Un altro passo in avanti in tema di diritto all’oblio, fino adesso riservato alla possibilità di chiedere al motore di ricerca di non mostrare più le pagine web contenenti notizie ormai vecchie e superate e – a partire dalle ultime novità della giurisprudenza nazionale – allargato ora anche all’eliminazione dal panorama di Internet di tutte quelle notizie false e diffamatorie.
In caso di presenza in rete, infatti, di contenuti lesivi del diritto all’onore e della reputazione, ognuno potrà chiedere ai motori di ricerca di non “scovare” più in rete tali dicerie e proporle al popolo del web, con la pena – in caso di inerzia – della condanna al risarcimento del danno.
Il caso prende le mosse dalla richiesta avanzata da un soggetto il quale si era ritrovato “mafioso” su alcuni siti di informazione web, cosa assolutamente falsa e infondata ed oggetto – in quanto tale – di ricorso alla magistratura per ottenere un accertamento di tali dichiarazioni diffamatorie.
Ottenuta giustizia dal Tribunale, lo stesso chiedeva a Google di deindicizzare tutte le pagine web che contenevano ancora quegli articoli diffamatori, così chiunque avesse ricercato notizie a partire dal nome e cognome del nostro sfortunato protagonista, non avrebbe mai più letto quelle notizie false.

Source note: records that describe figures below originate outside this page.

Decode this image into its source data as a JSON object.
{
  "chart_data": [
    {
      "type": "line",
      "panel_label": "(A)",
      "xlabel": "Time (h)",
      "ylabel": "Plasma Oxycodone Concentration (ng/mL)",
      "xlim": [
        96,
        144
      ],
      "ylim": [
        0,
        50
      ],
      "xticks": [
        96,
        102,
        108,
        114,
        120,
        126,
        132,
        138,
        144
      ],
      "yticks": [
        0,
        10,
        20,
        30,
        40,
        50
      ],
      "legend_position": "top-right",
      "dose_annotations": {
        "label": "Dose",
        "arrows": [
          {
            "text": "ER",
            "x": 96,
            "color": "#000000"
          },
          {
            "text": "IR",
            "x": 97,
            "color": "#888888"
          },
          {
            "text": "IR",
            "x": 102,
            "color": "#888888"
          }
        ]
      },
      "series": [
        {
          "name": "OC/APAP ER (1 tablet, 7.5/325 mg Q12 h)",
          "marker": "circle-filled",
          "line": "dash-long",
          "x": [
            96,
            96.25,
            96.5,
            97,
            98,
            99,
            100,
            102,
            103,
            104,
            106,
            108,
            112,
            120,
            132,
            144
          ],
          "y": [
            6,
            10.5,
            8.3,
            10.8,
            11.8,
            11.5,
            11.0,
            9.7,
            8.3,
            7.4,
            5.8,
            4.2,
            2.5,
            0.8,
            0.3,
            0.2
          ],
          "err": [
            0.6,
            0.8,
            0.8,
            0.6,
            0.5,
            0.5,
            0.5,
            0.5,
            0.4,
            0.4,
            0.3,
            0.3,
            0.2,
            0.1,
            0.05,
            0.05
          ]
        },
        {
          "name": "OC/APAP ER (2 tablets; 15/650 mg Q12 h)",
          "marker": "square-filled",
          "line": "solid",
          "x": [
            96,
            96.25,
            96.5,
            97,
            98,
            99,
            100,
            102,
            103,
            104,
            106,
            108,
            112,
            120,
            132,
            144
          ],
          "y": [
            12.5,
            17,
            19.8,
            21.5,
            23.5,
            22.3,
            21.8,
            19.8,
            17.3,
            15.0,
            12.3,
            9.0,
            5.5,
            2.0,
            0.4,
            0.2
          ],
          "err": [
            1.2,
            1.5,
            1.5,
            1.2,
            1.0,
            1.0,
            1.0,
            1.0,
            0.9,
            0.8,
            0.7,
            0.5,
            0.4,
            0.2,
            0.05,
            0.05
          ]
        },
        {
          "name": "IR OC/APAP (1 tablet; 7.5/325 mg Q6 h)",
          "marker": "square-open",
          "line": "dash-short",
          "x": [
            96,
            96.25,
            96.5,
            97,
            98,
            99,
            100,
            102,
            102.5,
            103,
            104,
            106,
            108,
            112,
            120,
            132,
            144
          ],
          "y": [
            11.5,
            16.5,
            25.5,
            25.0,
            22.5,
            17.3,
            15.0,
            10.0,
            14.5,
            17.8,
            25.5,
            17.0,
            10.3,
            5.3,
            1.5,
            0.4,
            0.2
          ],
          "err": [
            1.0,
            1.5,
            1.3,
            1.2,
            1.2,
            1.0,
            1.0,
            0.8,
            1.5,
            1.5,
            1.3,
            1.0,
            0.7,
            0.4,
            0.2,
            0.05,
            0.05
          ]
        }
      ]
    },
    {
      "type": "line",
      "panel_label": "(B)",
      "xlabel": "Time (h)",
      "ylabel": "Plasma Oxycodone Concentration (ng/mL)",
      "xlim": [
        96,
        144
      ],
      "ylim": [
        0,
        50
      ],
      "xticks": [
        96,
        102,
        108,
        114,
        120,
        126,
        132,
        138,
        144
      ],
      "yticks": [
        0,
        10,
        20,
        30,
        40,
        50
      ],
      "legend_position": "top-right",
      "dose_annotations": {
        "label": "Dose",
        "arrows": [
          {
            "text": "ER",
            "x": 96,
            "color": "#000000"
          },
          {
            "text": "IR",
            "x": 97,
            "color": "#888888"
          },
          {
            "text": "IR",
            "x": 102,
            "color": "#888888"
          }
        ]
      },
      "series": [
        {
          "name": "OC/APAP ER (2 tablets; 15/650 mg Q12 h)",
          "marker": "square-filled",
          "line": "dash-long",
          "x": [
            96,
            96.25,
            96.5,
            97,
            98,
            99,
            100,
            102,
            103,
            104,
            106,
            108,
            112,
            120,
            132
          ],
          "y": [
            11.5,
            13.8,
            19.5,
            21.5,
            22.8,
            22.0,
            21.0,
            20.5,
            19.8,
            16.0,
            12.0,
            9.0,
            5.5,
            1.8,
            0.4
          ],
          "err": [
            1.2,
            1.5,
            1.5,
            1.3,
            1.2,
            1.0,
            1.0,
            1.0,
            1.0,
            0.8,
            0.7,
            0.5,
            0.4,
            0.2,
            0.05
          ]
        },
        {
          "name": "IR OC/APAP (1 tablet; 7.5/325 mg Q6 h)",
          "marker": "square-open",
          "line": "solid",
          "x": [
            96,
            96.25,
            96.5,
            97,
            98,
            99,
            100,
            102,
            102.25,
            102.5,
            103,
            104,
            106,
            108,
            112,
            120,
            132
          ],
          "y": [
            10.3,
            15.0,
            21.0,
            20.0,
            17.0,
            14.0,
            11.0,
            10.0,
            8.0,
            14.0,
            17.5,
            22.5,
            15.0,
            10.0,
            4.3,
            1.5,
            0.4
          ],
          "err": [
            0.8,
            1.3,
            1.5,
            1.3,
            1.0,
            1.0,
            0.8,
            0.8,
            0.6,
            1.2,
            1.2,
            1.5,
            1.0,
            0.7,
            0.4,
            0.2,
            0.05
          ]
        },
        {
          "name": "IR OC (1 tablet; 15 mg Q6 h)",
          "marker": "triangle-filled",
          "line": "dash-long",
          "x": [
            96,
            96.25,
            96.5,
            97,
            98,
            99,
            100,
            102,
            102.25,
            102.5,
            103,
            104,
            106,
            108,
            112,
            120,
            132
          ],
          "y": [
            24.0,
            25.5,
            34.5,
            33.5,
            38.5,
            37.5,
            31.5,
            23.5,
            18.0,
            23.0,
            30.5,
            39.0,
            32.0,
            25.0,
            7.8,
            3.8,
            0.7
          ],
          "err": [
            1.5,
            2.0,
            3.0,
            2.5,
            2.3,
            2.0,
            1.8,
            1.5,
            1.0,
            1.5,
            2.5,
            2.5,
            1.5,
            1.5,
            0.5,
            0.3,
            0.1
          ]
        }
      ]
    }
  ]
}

Google, però nicchiava e, dopo qualche tempo, rifiutava di deindicizzare la notizia.
Da qui un nuovo intervento della magistratura, per la quale ricevuta la richiesta di deindicizzazione corredata dalla copia della sentenza passata in giudicato, infatti, Google avrebbe dovuto immediatamente attivarsi per deindicizzare quel dato personale rispetto ai c.d. “siti sorgente” che riportavano le notizie diffamatorie. “Se – come è pacifico – l’associazione tra il nome del ricorrente e i siti in cui lo stesso è definito mafioso è opera del software messo a punto appositamente e adottato da Google […] non può che conseguirne la diretta addebitabilità alla società, a titolo di responsabilità extracontrattuale, degli eventuali effetti negativi che l’applicazione di tale sistema per il trattamento dei dati dell’interessato può determinare” scrivono – nero su bianco – i giudici di prime cure.

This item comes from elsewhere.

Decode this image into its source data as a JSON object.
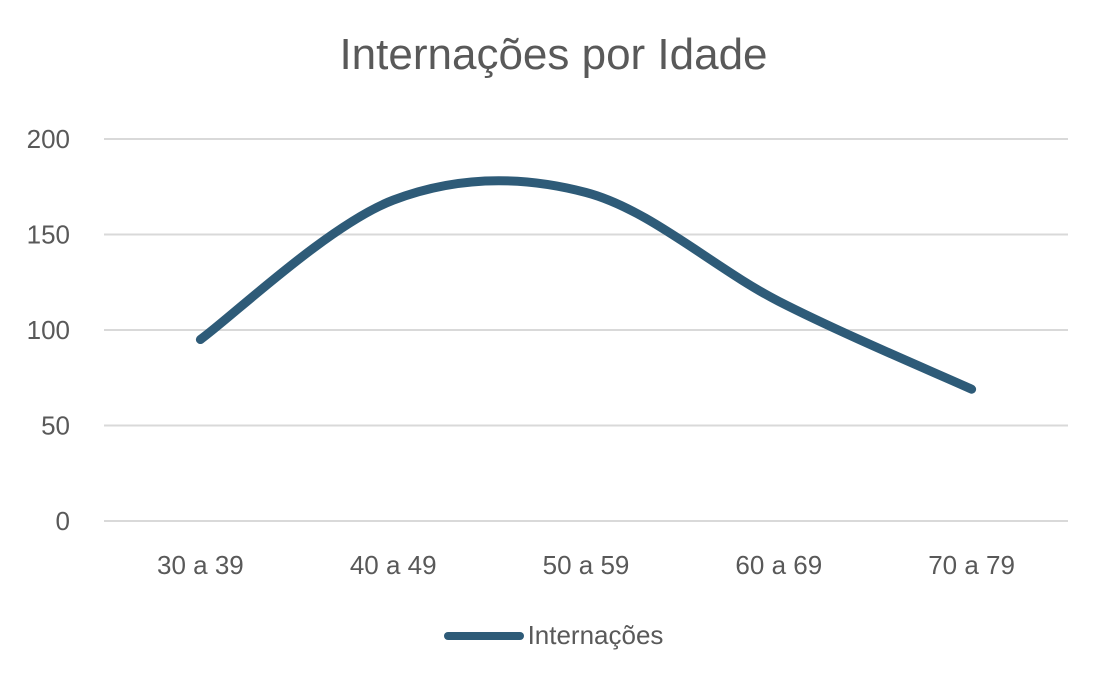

Non essendosi prontamente adoperata per limitare il pregiudizio, il più celebre motore di ricerca al mondo è stato condannato a risarcire il danno, prima dal Tribunale di Milano (Tribunale Milano, Sez. I, Sent., 24/01/2020, n. 4911), sentenza confermata di recente dalla Cassazione (Ordinanza n. 18430/2022 dell’8 giugno 2022, Sez. I Civ.), con ammenda a carico di Big G pari a 25.000€.

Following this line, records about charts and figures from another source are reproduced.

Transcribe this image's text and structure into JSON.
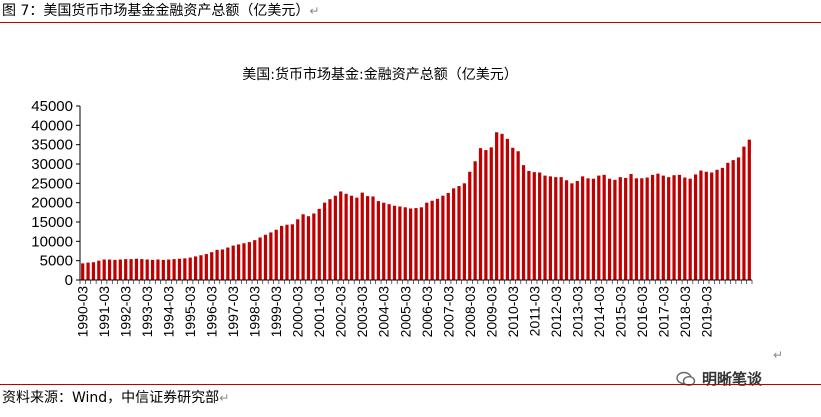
{
  "figure": {
    "caption": "图 7：美国货币市场基金金融资产总额（亿美元）",
    "return_mark": "↵",
    "source": "资料来源：Wind，中信证券研究部",
    "watermark_text": "明晰笔谈"
  },
  "colors": {
    "bar": "#c00000",
    "rule": "#c00000",
    "axis": "#000000"
  },
  "chart_data": {
    "type": "bar",
    "title": "美国:货币市场基金:金融资产总额（亿美元）",
    "ylim": [
      0,
      45000
    ],
    "yticks": [
      0,
      5000,
      10000,
      15000,
      20000,
      25000,
      30000,
      35000,
      40000,
      45000
    ],
    "xtick_labels": [
      "1990-03",
      "1991-03",
      "1992-03",
      "1993-03",
      "1994-03",
      "1995-03",
      "1996-03",
      "1997-03",
      "1998-03",
      "1999-03",
      "2000-03",
      "2001-03",
      "2002-03",
      "2003-03",
      "2004-03",
      "2005-03",
      "2006-03",
      "2007-03",
      "2008-03",
      "2009-03",
      "2010-03",
      "2011-03",
      "2012-03",
      "2013-03",
      "2014-03",
      "2015-03",
      "2016-03",
      "2017-03",
      "2018-03",
      "2019-03"
    ],
    "grid": false,
    "values": [
      4300,
      4500,
      4600,
      5000,
      5300,
      5300,
      5200,
      5300,
      5400,
      5400,
      5500,
      5400,
      5300,
      5200,
      5300,
      5200,
      5300,
      5400,
      5500,
      5600,
      5800,
      6100,
      6400,
      6700,
      7200,
      7800,
      7900,
      8400,
      8900,
      9200,
      9500,
      9800,
      10300,
      11000,
      11700,
      12300,
      13000,
      14000,
      14300,
      14400,
      15700,
      17000,
      16500,
      17200,
      18400,
      20000,
      20900,
      21800,
      22900,
      22300,
      21800,
      21300,
      22600,
      21700,
      21600,
      20400,
      20000,
      19600,
      19200,
      19000,
      18800,
      18500,
      18600,
      18800,
      20000,
      20500,
      21000,
      21800,
      22500,
      23700,
      24300,
      25000,
      28000,
      30700,
      34100,
      33600,
      34300,
      38200,
      37800,
      36500,
      34200,
      33300,
      29700,
      28200,
      27900,
      27800,
      27000,
      26800,
      26600,
      26600,
      25800,
      25000,
      25600,
      26800,
      26300,
      26200,
      27000,
      27200,
      26200,
      25900,
      26600,
      26400,
      27400,
      26300,
      26300,
      26500,
      27200,
      27500,
      27000,
      26600,
      27100,
      27200,
      26500,
      26200,
      27300,
      28300,
      28000,
      27800,
      28500,
      29000,
      30300,
      31000,
      31700,
      34500,
      36300
    ]
  }
}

Infatti, per i giudici meneghini, Google Web Search agisce come una vera e propria banca dati, avente ad oggetto pagine web scoperte e prelevate dagli spiders (ovvero il sistema utilizzato da Google per individuare le informazioni nel mare magnum del web), memorizzate su enormi sistemi di storage residenti presso la sua web-farm e, successivamente, offerti in visione in maniera aggregata ed organizzata secondo parametri scelti da Google. Durante tutte queste attività automatizzate, Google riveste il ruolo di titolare autonomo per il trattamento dei dati dell’interessato e, quindi, “con la conseguente responsabilità extracontrattuale per i risultati eventualmente lesivi determinati dal meccanismo di funzionamento di questo particolare sistema di ricerca”. A nulla rileva, per le toghe milanese, “l’assenza di ogni intenzionalità lesiva nel provider”, come sostenuto nella memoria difensiva.
Anche a giudizio degli Ermellini, infatti, spettava al celebre motore di ricerca la responsabilità di rimuovere tutte gli indirizzi web relativi alla condanna per diffamazione – non soltanto sulle pagine da esso indicizzate, ma anche su tutti gli altri siti gestiti da altri motori di ricerca, “sofferenza derivante dal perdurare della reperibilità dei dati negativi che lo riguardavano mediante attivazione delle ricerche a proprio nome sul motore generalista e la frustrazione subita alla reiezione della richiesta avanzata”.